Когда Берлин был разделен на две половины и одну из них — западную — окружала охраняемая днем и ночью стена, на краю западной части города простирался район, который, не являя глазу сколько-нибудь заметных возвышенностей, назывался Кройцберг[34].

Получив аттестат зрелости в швейцарской монастырской школе, молодой человек по фамилии Тоблер[35] с чемоданом в руке приехал в город, обнесенный оградой из бетонных плит. Учился он то одному, то другому, семестры чередовались семестрами, моды вспыхивали, чтобы вскоре угаснуть, и постепенно, мало-помалу, Тоблер оказался захваченным каким-то мутным потоком, который вынес его за пределы центральных кварталов, стал швырять сначала из квартиры в квартиру, а потом из каморки в каморку. Неудивительно, что жилища эти становились — от порога к порогу — все теснее, все сумрачнее, все дешевле. Тоблера это устраивало. Каждому новому поколению, отметил он в записной книжке, надлежит быть лучше своих предков. Следовательно, ему, сыну порядочных родителей, не остается ничего иного, кроме как медленно опускаться на дно. Написано это было серебряным карандашом, и то ли потому, что с родины перестали приходить чеки, то ли потому, что он хотел покрасоваться своей нищетой перед самим собой, но Тоблер пошел в ломбард, заложил карандаш и кольцо, а записную книжку, которую хранил до тех пор как зеницу ока, бросил с моста в канал. Что теперь? Куда дальше? Тоблер не знал. Записная книжка медленно тонула в ржаво-коричневой воде.

Однажды после полудня он оказался единственным пассажиром в вагоне метро на станции «Силезские ворота». Динамик надтреснутым голосом объявил, что здесь конечная. Станция высилась над улицей, напоминая палубную надстройку выброшенного на берег океанского лайнера. Возле поручней Тоблер закурил сигарету. Скоро ему двадцать пять. У него была уйма времени и не было цели. И тогда, подняв воротник пальто, он покинул палубу подземки, чтобы выйти на лестничную клетку с кафельными стенками и спуститься к улицам этого захолустного района.
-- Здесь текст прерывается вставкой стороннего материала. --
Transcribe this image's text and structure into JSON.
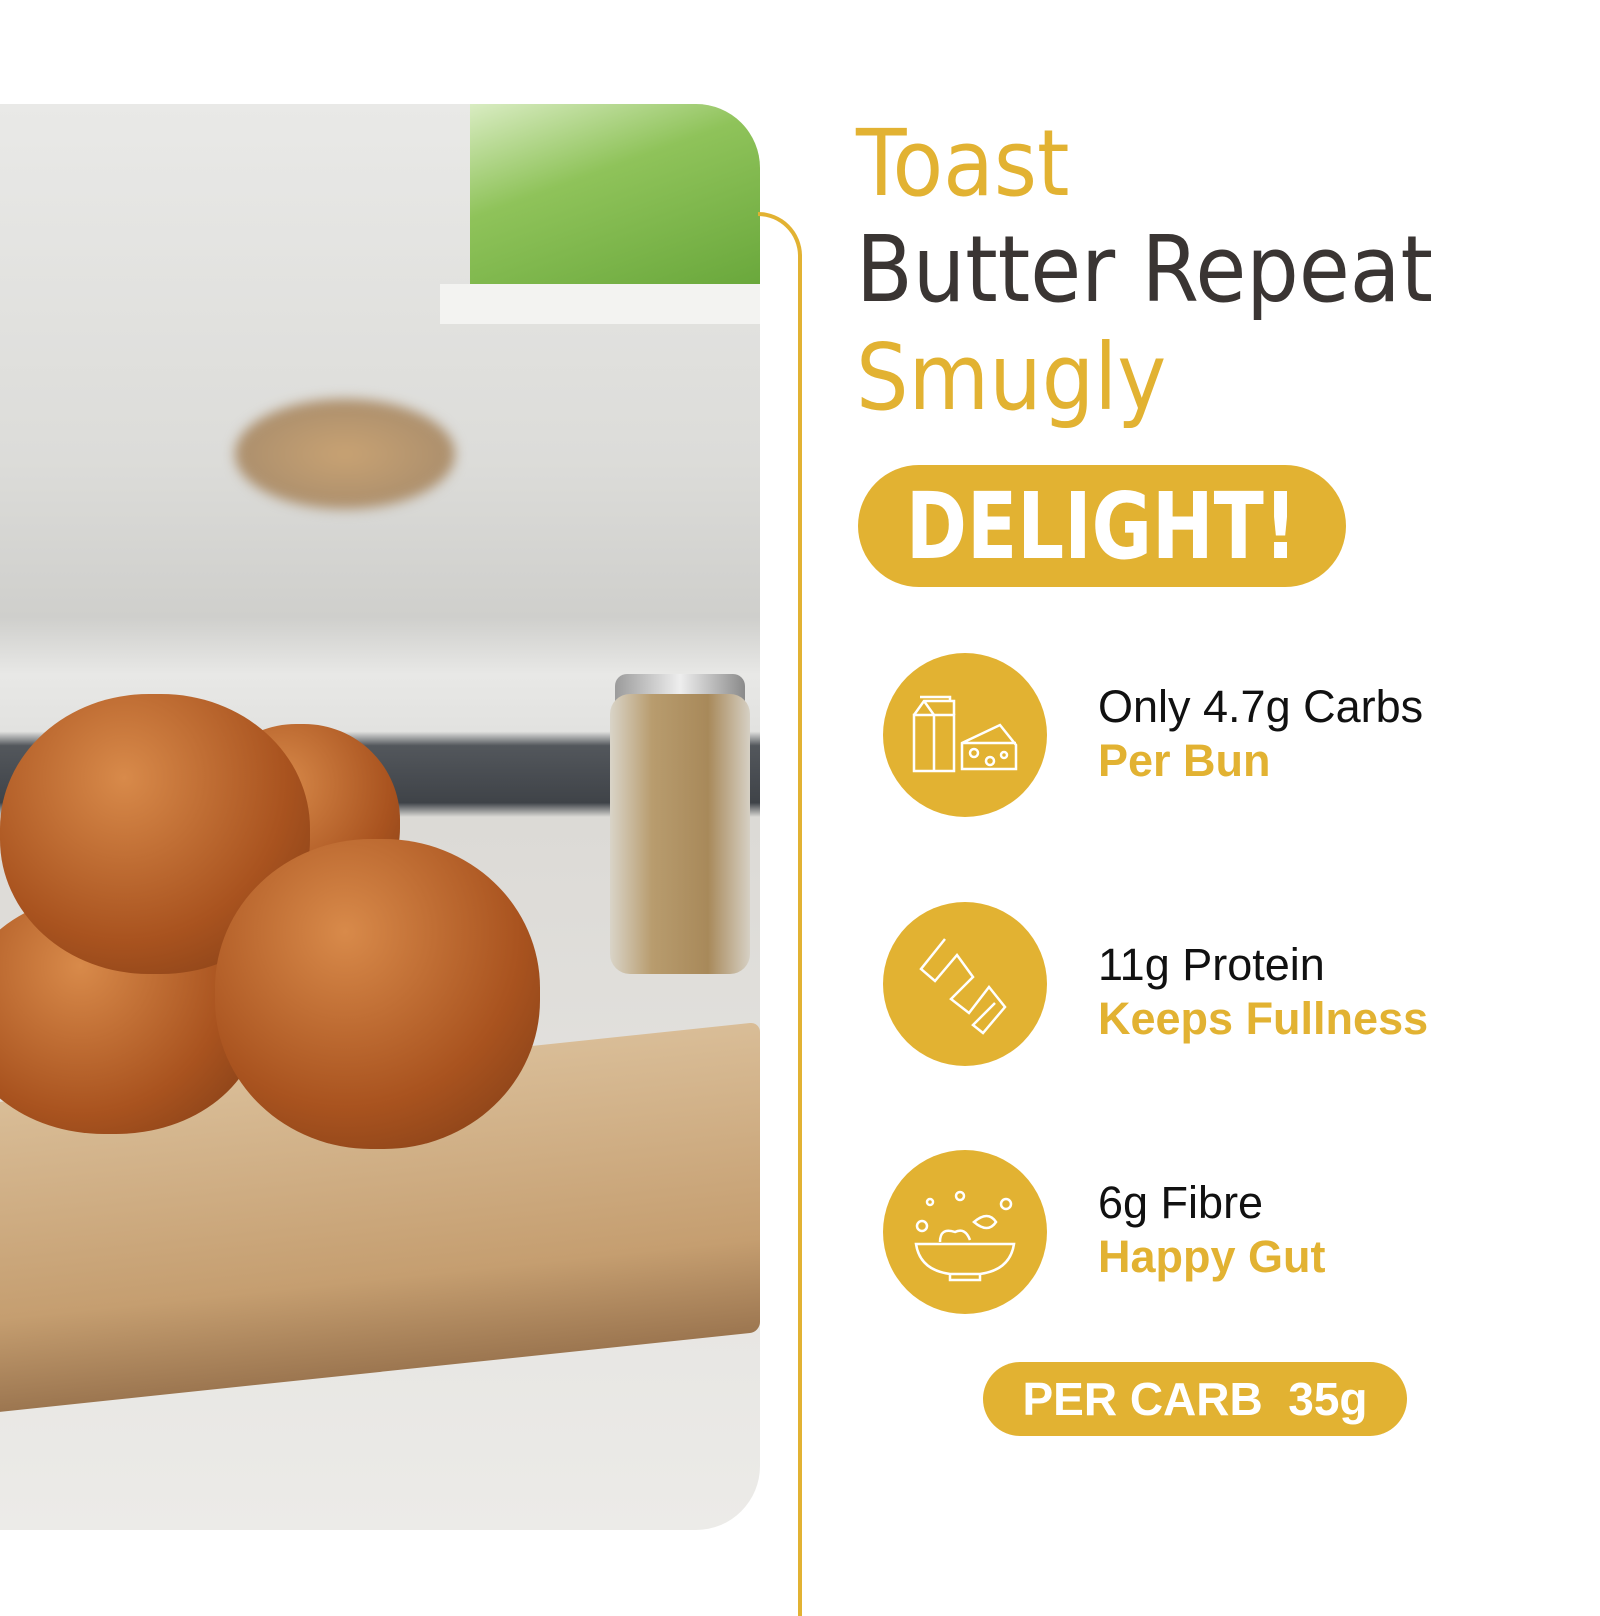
{
  "headline": {
    "line1": "Toast",
    "line2": "Butter Repeat",
    "line3": "Smugly",
    "badge": "DELIGHT!"
  },
  "features": [
    {
      "icon": "milk-cheese-icon",
      "title": "Only 4.7g Carbs",
      "subtitle": "Per Bun"
    },
    {
      "icon": "protein-ribbon-icon",
      "title": "11g Protein",
      "subtitle": "Keeps Fullness"
    },
    {
      "icon": "salad-bowl-icon",
      "title": "6g Fibre",
      "subtitle": "Happy Gut"
    }
  ],
  "footer_badge": "PER CARB  35g",
  "colors": {
    "accent": "#e2b232",
    "dark": "#3a3533"
  }
}
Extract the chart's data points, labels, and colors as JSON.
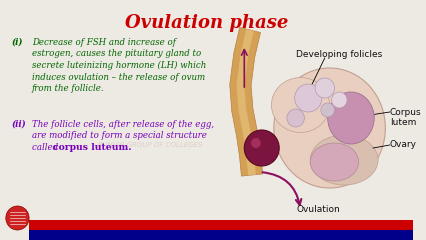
{
  "title": "Ovulation phase",
  "title_color": "#cc0000",
  "title_fontsize": 13,
  "bg_color": "#ede9e3",
  "point_i_label": "(i)",
  "point_i_text_line1": "Decrease of FSH and increase of",
  "point_i_text_line2": "estrogen, causes the pituitary gland to",
  "point_i_text_line3": "secrete luteinizing hormone (LH) which",
  "point_i_text_line4": "induces ovulation – the release of ovum",
  "point_i_text_line5": "from the follicle.",
  "point_i_color": "#006600",
  "point_ii_label": "(ii)",
  "point_ii_line1": "The follicle cells, after release of the egg,",
  "point_ii_line2": "are modified to form a special structure",
  "point_ii_line3_plain": "called ",
  "point_ii_line3_bold": "corpus luteum.",
  "point_ii_color": "#7700bb",
  "diagram_label_color": "#111111",
  "footer_bar_red": "#cc0000",
  "footer_bar_blue": "#00008a",
  "watermark_text": "PUNJAB GROUP OF COLLEGES",
  "watermark_color": "#c8a8a0",
  "watermark_alpha": 0.4,
  "tube_color": "#d4a055",
  "ovary_color": "#e8cfc0",
  "ovary_edge": "#c0a090",
  "corpus_color": "#c890b0",
  "corpus_edge": "#a07090",
  "follicle_color": "#dcc8d8",
  "follicle_edge": "#b098b0",
  "ovum_color": "#7b1540",
  "ovum_edge": "#5b0820",
  "arrow_color": "#8b1060"
}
Дверь еще долго хлопала своим крылом за его спиной. От жирных голубей исходило сдавленное воркование. Эта серая плоская местность называлась Кройцберг и расстилалась ниже линии метрополитена. Светясь окнами вагонов, поезд проскрежетал по железному мосту в сторону центра, и Тоблер, спрятав руки в карманы пальто, пошел за последними прохожими, углубляясь в надвигающийся вечер. Пахло горелым: здесь топили углем или брикетами. Фонари росли из асфальта криво — чугунные столбы со стеклянными колпаками, в которых средь синих сумерек подрагивали, шипя, оранжевые язычки пламени. Улица утыкалась в тупик. Церковь была закрыта, за ней тянулся длинный фабричный фасад с разбитыми стеклами. Своими пыльными зазубринами они кое-где образовали звезды, и звезды эти зияли черной пустотой с холодным подвальным запахом. Странно: здесь, на самом краю Западного мира, не замечалось отсутствия огней, не ощущалось отсутствия жизни центральной части города, ее отзвуки воспринимались как глухой шум мельничных жерновов, поминутно разрываемый воем сирен. Нет, в этом темном районе, под сенью железного занавеса, не хватало падающего снега, не хватало снежинок, что, блестя и порхая, опускались бы на землю с красновато-серого неба. Как гавань во время отлива — с осевшими в топкую грязь судами и обнаженными канализационными трубами, — так и SO 36, юго-восток Кройцберга, лежал этой зимой, этой февральской ночью, совершенно бесснежным.